The results of the current research showed that all RIF resistance statuses detected by Xpert MTB/RIF were phenotypically confirmed by DST. These data suggest that the test can be used in various settings for rapid screening of RIF-resistant TB. Although the Xpert MTB/RIF is a rapid, reliable and simple method for detection of RIF resistance, its inability to detect mutations outside the RIF-resistant determining region raises a concern [28]. Xpert MTB/RIF assay may cause false-negative and/or false-positive RIF resistance results [29]. Therefore, the detection of RIF resistance by the Xpert MTB/RIF assay may need to be used in concert with conventional diagnostic methods.
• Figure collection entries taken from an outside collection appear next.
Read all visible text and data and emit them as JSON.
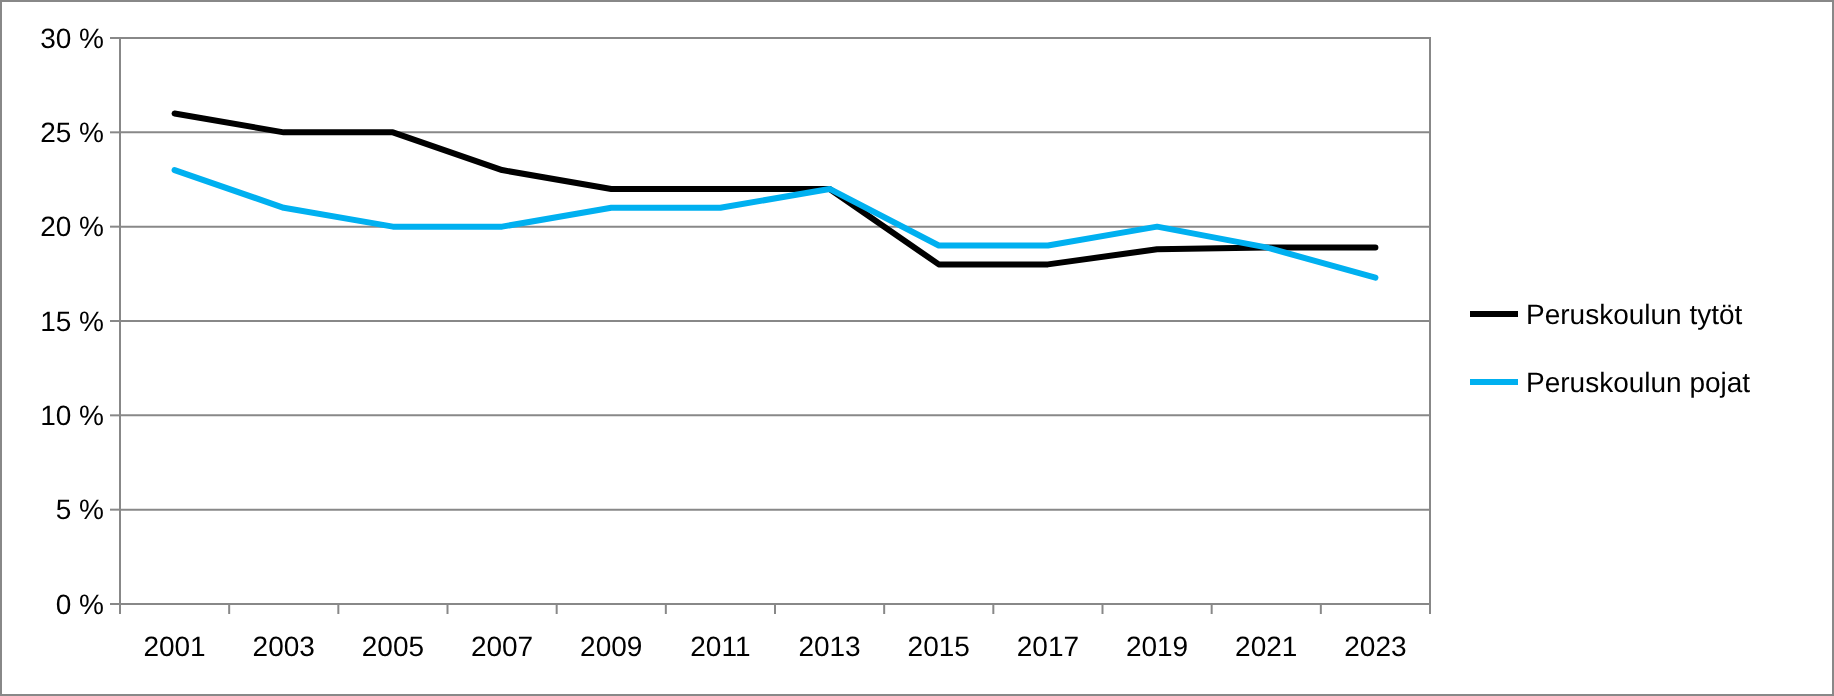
{
  "chart_data": {
    "type": "line",
    "categories": [
      "2001",
      "2003",
      "2005",
      "2007",
      "2009",
      "2011",
      "2013",
      "2015",
      "2017",
      "2019",
      "2021",
      "2023"
    ],
    "series": [
      {
        "name": "Peruskoulun tytöt",
        "color": "#000000",
        "values": [
          26,
          25,
          25,
          23,
          22,
          22,
          22,
          18,
          18,
          18.8,
          18.9,
          18.9
        ]
      },
      {
        "name": "Peruskoulun pojat",
        "color": "#00b0f0",
        "values": [
          23,
          21,
          20,
          20,
          21,
          21,
          22,
          19,
          19,
          20,
          18.9,
          17.3
        ]
      }
    ],
    "ylim": [
      0,
      30
    ],
    "yticks": [
      {
        "value": 0,
        "label": "0 %"
      },
      {
        "value": 5,
        "label": "5 %"
      },
      {
        "value": 10,
        "label": "10 %"
      },
      {
        "value": 15,
        "label": "15 %"
      },
      {
        "value": 20,
        "label": "20 %"
      },
      {
        "value": 25,
        "label": "25 %"
      },
      {
        "value": 30,
        "label": "30 %"
      }
    ],
    "grid": "y",
    "legend": "right",
    "marker": "none",
    "line_style": "solid"
  }
}
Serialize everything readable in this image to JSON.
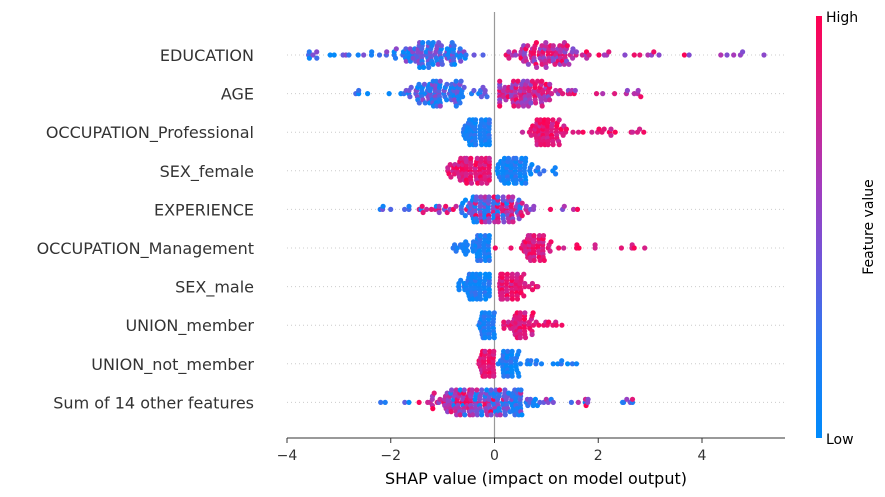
{
  "chart_data": {
    "type": "scatter",
    "subtype": "shap-beeswarm",
    "xlabel": "SHAP value (impact on model output)",
    "xlim": [
      -4,
      5.6
    ],
    "xticks": [
      -4,
      -2,
      0,
      2,
      4
    ],
    "xtick_labels": [
      "−4",
      "−2",
      "0",
      "2",
      "4"
    ],
    "features": [
      {
        "name": "EDUCATION",
        "low_range": [
          -3.6,
          -0.2
        ],
        "high_range": [
          0.2,
          5.2
        ],
        "low_center": -1.2,
        "high_center": 1.0,
        "spread": 0.8
      },
      {
        "name": "AGE",
        "low_range": [
          -2.7,
          0.4
        ],
        "high_range": [
          0.1,
          3.0
        ],
        "low_center": -1.0,
        "high_center": 0.5,
        "spread": 0.75
      },
      {
        "name": "OCCUPATION_Professional",
        "low_range": [
          -0.6,
          -0.1
        ],
        "high_range": [
          0.5,
          2.9
        ],
        "low_center": -0.3,
        "high_center": 1.0,
        "spread": 0.3
      },
      {
        "name": "SEX_female",
        "low_range": [
          0.0,
          1.2
        ],
        "high_range": [
          -0.9,
          -0.1
        ],
        "low_center": 0.4,
        "high_center": -0.4,
        "spread": 0.4
      },
      {
        "name": "EXPERIENCE",
        "low_range": [
          -2.3,
          0.8
        ],
        "high_range": [
          -1.5,
          1.7
        ],
        "low_center": -0.1,
        "high_center": 0.1,
        "spread": 0.55
      },
      {
        "name": "OCCUPATION_Management",
        "low_range": [
          -0.8,
          -0.1
        ],
        "high_range": [
          0.0,
          3.1
        ],
        "low_center": -0.2,
        "high_center": 0.8,
        "spread": 0.25
      },
      {
        "name": "SEX_male",
        "low_range": [
          -0.7,
          -0.1
        ],
        "high_range": [
          0.1,
          0.9
        ],
        "low_center": -0.3,
        "high_center": 0.3,
        "spread": 0.3
      },
      {
        "name": "UNION_member",
        "low_range": [
          -0.3,
          0.0
        ],
        "high_range": [
          0.1,
          1.6
        ],
        "low_center": -0.1,
        "high_center": 0.5,
        "spread": 0.2
      },
      {
        "name": "UNION_not_member",
        "low_range": [
          0.0,
          1.6
        ],
        "high_range": [
          -0.3,
          0.0
        ],
        "low_center": 0.3,
        "high_center": -0.1,
        "spread": 0.2
      },
      {
        "name": "Sum of 14 other features",
        "low_range": [
          -2.5,
          3.0
        ],
        "high_range": [
          -1.5,
          2.8
        ],
        "low_center": 0.1,
        "high_center": -0.5,
        "spread": 0.8
      }
    ],
    "colorbar": {
      "title": "Feature value",
      "high_label": "High",
      "low_label": "Low",
      "high_color": "#ff0051",
      "low_color": "#008bfb"
    },
    "zero_line": 0,
    "grid": false
  }
}
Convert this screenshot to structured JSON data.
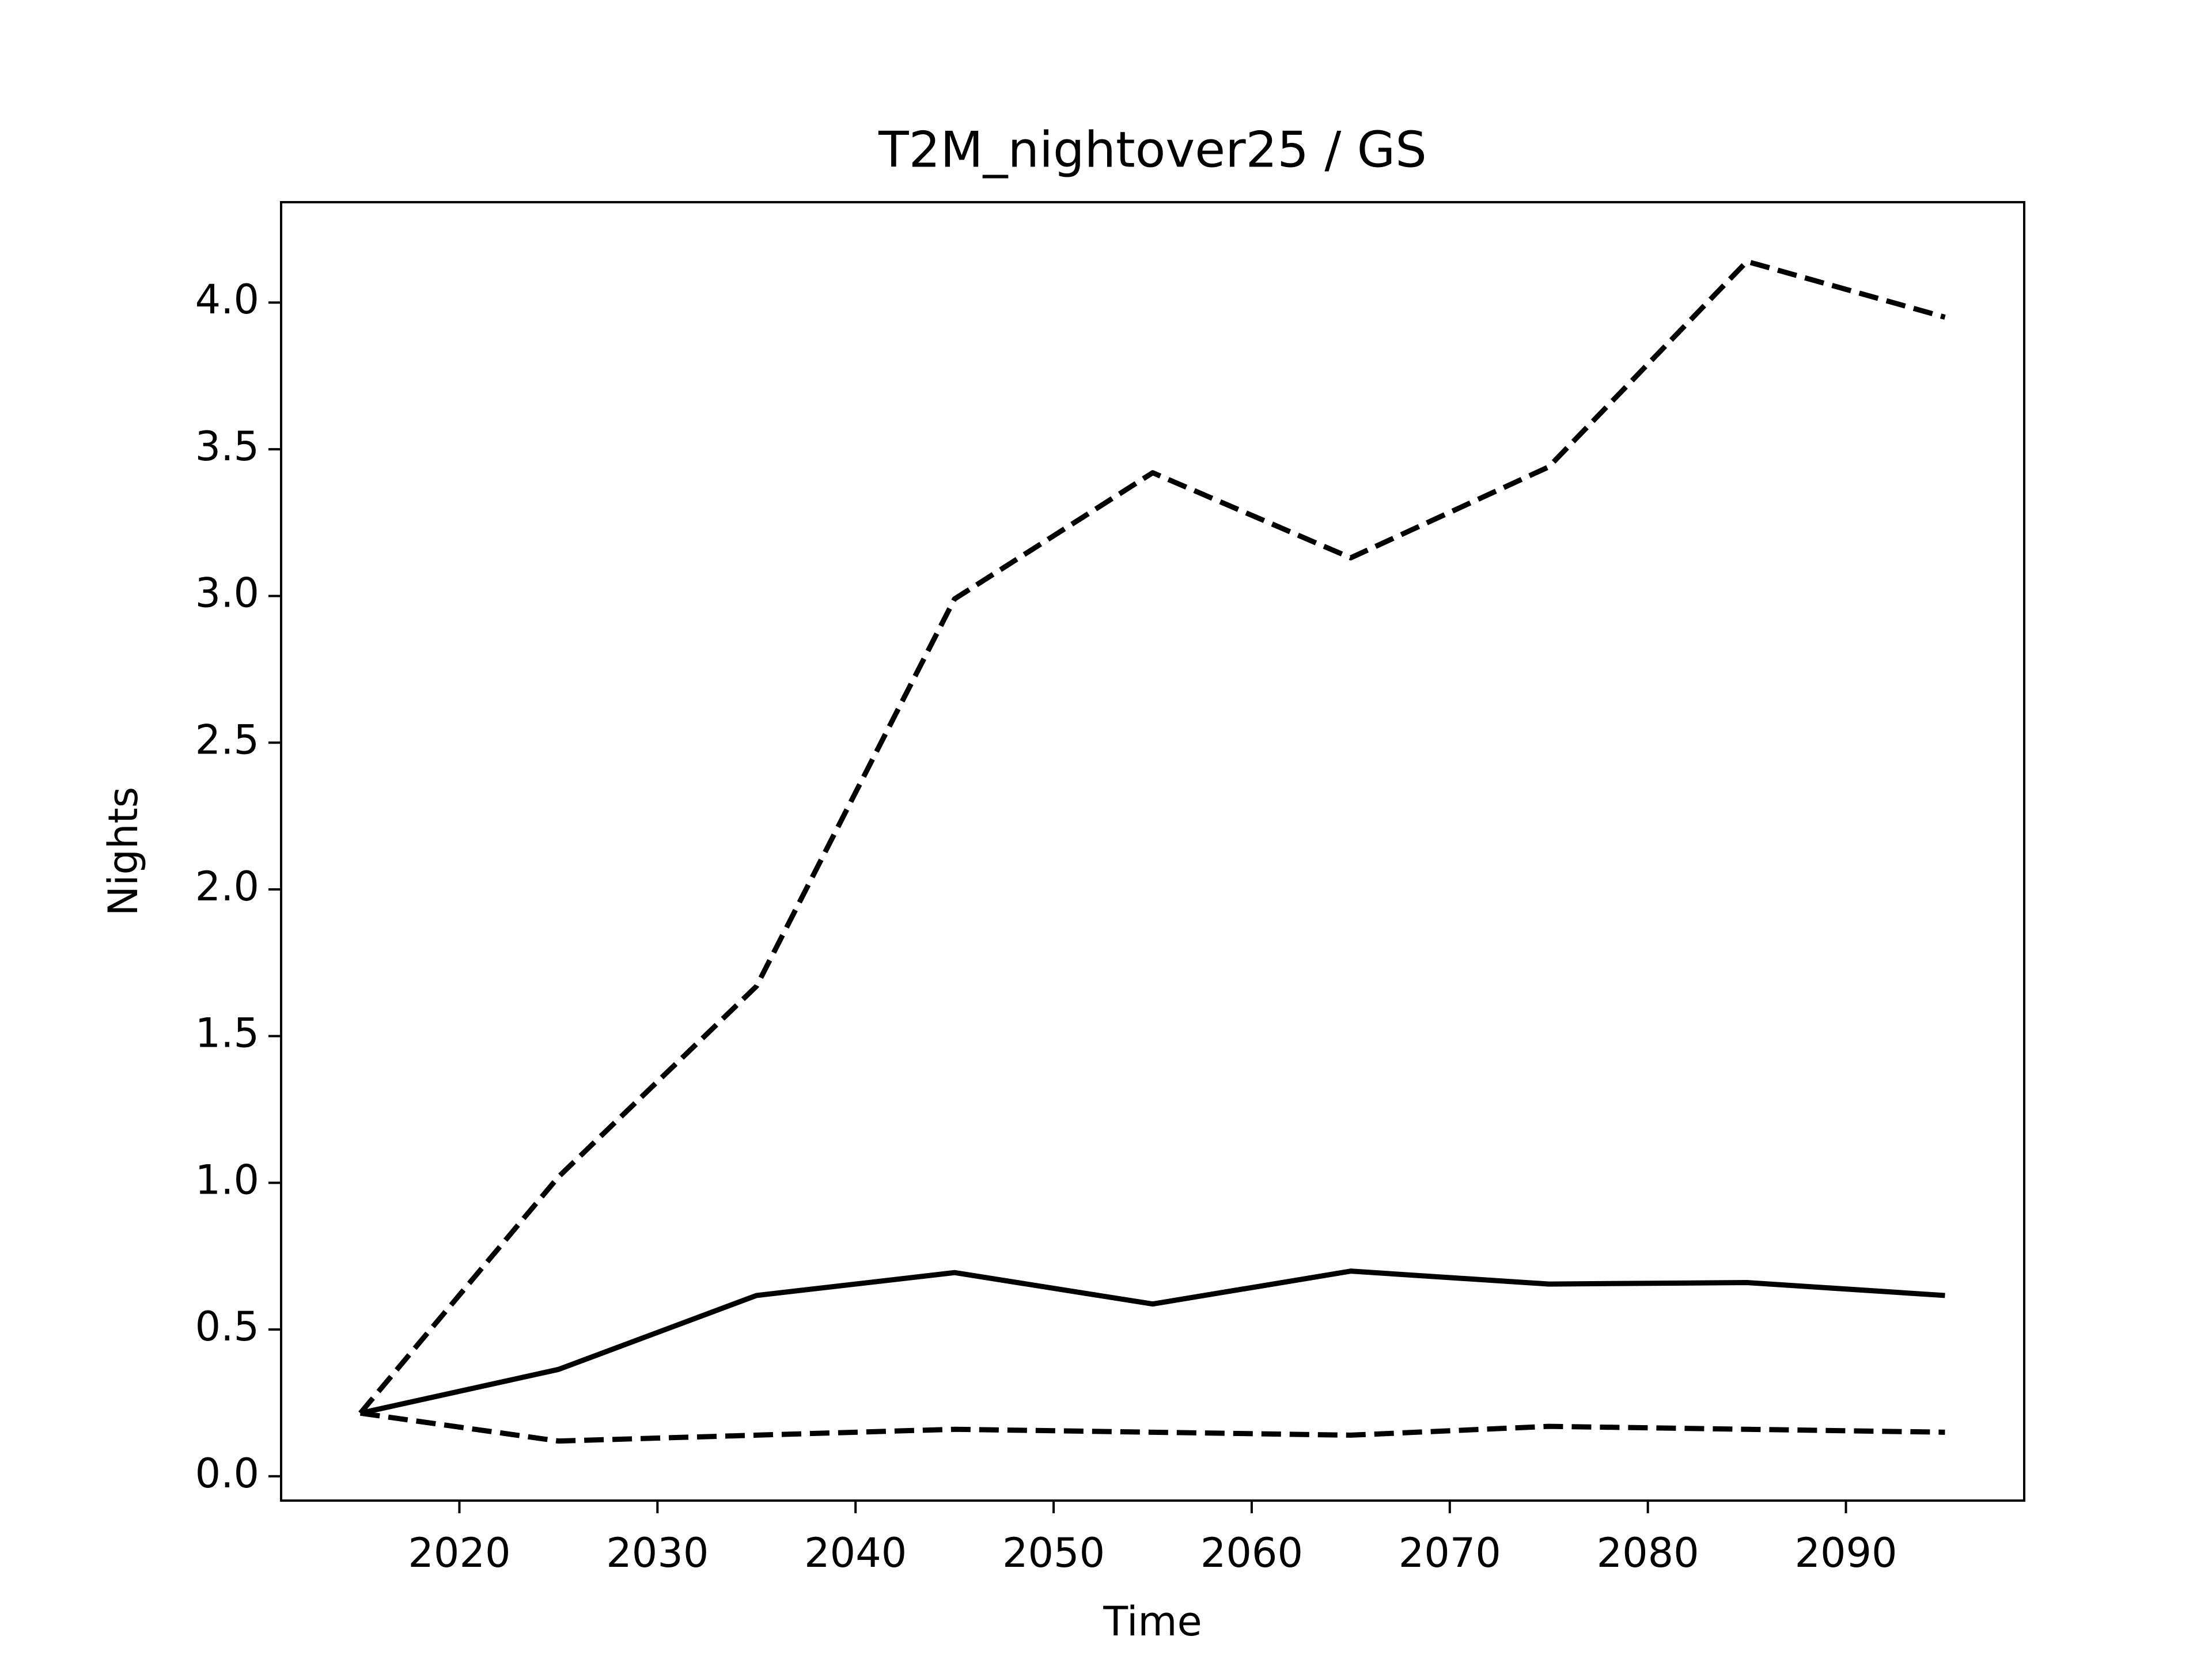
{
  "chart_data": {
    "type": "line",
    "title": "T2M_nightover25 / GS",
    "xlabel": "Time",
    "ylabel": "Nights",
    "x": [
      2015,
      2025,
      2035,
      2045,
      2055,
      2065,
      2075,
      2085,
      2095
    ],
    "series": [
      {
        "color": "#000000",
        "dashed": false,
        "values": [
          0.215,
          0.364,
          0.616,
          0.694,
          0.587,
          0.699,
          0.655,
          0.66,
          0.616
        ]
      },
      {
        "color": "#000000",
        "dashed": true,
        "values": [
          0.215,
          1.02,
          1.67,
          2.99,
          3.42,
          3.13,
          3.44,
          4.14,
          3.95
        ]
      },
      {
        "color": "#000000",
        "dashed": true,
        "values": [
          0.215,
          0.12,
          0.14,
          0.16,
          0.15,
          0.14,
          0.17,
          0.16,
          0.15
        ]
      }
    ],
    "xlim": [
      2011,
      2099
    ],
    "xticks": [
      2020,
      2030,
      2040,
      2050,
      2060,
      2070,
      2080,
      2090
    ],
    "ylim": [
      -0.083,
      4.342
    ],
    "yticks": [
      {
        "value": 0,
        "label": "0.0"
      },
      0.5,
      {
        "value": 1,
        "label": "1.0"
      },
      1.5,
      {
        "value": 2,
        "label": "2.0"
      },
      2.5,
      {
        "value": 3,
        "label": "3.0"
      },
      3.5,
      {
        "value": 4,
        "label": "4.0"
      }
    ],
    "grid": false
  }
}
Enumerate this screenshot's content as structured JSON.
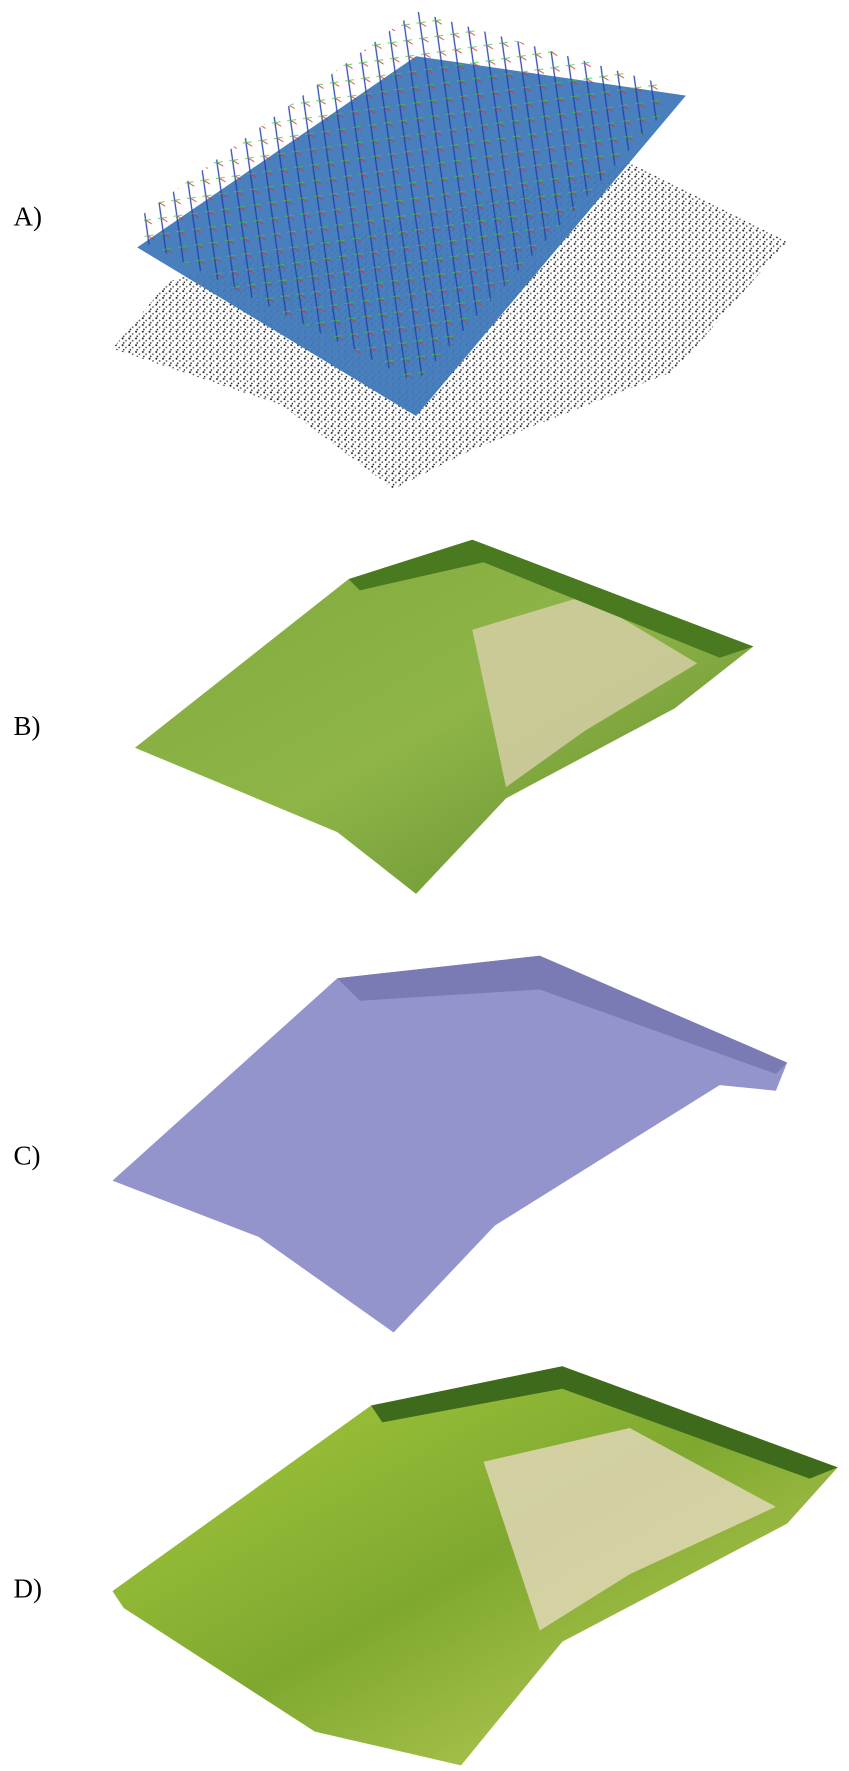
{
  "panels": [
    {
      "label": "A)"
    },
    {
      "label": "B)"
    },
    {
      "label": "C)"
    },
    {
      "label": "D)"
    }
  ]
}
The main limitation of the present study was that it cannot fully represent the incidence of RIF-resistant TB in Iran because the scale of drug resistance is not yet investigated in some areas of the country.

In conclusions, these results indicated that the Xpert MTB/RIF test can effectively be used as a rapid diagnostic method and can potentially decrease the morbidity associated with diagnostic delay and mistreatment.

Ethics approval and consent to participate

The Ethics Committee of Baqiyatallah University of Medical Sciences approved the study, and all the patients have signed an informed consent form.

Transparency declaration

Research reported in this publication was supported by Elite Researcher Grant Committee under award number 976978 from the , Tehran, Iran.

Author contributions

The authors contributed equally to this manuscript.